Barefooted, they guarded that crown.
Hence, no more Jacquerie.
I regret it for the sake of the skilful.
The old fear has produced its last effects in that quarter; and henceforth it can no longer be employed in politics.
The principal spring of the red spectre is broken.
Every one knows it now.
The scare-crow scares no longer.
The birds take liberties with the mannikin, foul creatures alight upon it, the bourgeois laugh at it.
CHAPTER IV—THE TWO DUTIES: TO WATCH AND TO HOPE
This being the case, is all social danger dispelled?
Certainly not.
There is no Jacquerie; society may rest assured on that point; blood will no longer rush to its head. But let society take heed to the manner in which it breathes.
Apoplexy is no longer to be feared, but phthisis is there.
Social phthisis is called misery.
One can perish from being undermined as well as from being struck by lightning.
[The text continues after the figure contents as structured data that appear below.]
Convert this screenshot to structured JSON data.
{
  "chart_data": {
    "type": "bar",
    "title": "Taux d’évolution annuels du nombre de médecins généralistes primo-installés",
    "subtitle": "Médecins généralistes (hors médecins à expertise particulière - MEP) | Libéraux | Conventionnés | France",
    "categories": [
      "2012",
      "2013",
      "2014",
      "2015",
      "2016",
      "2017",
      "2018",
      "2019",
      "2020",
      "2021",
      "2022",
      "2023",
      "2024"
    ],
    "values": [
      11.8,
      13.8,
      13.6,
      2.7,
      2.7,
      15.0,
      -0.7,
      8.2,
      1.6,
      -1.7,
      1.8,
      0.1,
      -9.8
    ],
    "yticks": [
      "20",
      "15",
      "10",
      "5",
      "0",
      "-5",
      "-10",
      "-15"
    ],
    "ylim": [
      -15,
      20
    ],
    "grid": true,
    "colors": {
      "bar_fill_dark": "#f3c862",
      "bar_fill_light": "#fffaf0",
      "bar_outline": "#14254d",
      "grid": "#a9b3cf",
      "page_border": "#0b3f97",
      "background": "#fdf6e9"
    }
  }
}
Let us not weary of repeating, and sympathetic souls must not forget that this is the first of fraternal obligations, and selfish hearts must understand that the first of political necessities consists in thinking first of all of the disinherited and sorrowing throngs, in solacing, airing, enlightening, loving them, in enlarging their horizon to a magnificent extent, in lavishing upon them education in every form, in offering them the example of labor, never the example of idleness, in diminishing the individual burden by enlarging the notion of the universal aim, in setting a limit to poverty without setting a limit to wealth, in creating vast fields of public and popular activity, in having, like Briareus, a hundred hands to extend in all directions to the oppressed and the feeble, in employing the collective power for that grand duty of opening workshops for all arms, schools for all aptitudes, and laboratories for all degrees of intelligence, in augmenting salaries, diminishing trouble, balancing what should be and what is, that is to say, in proportioning enjoyment to effort and a glut to need; in a word, in evolving from the social apparatus more light and more comfort for the benefit of those who suffer and those who are ignorant.
And, let us say it, all this is but the beginning.
The true question is this: labor cannot be a law without being a right.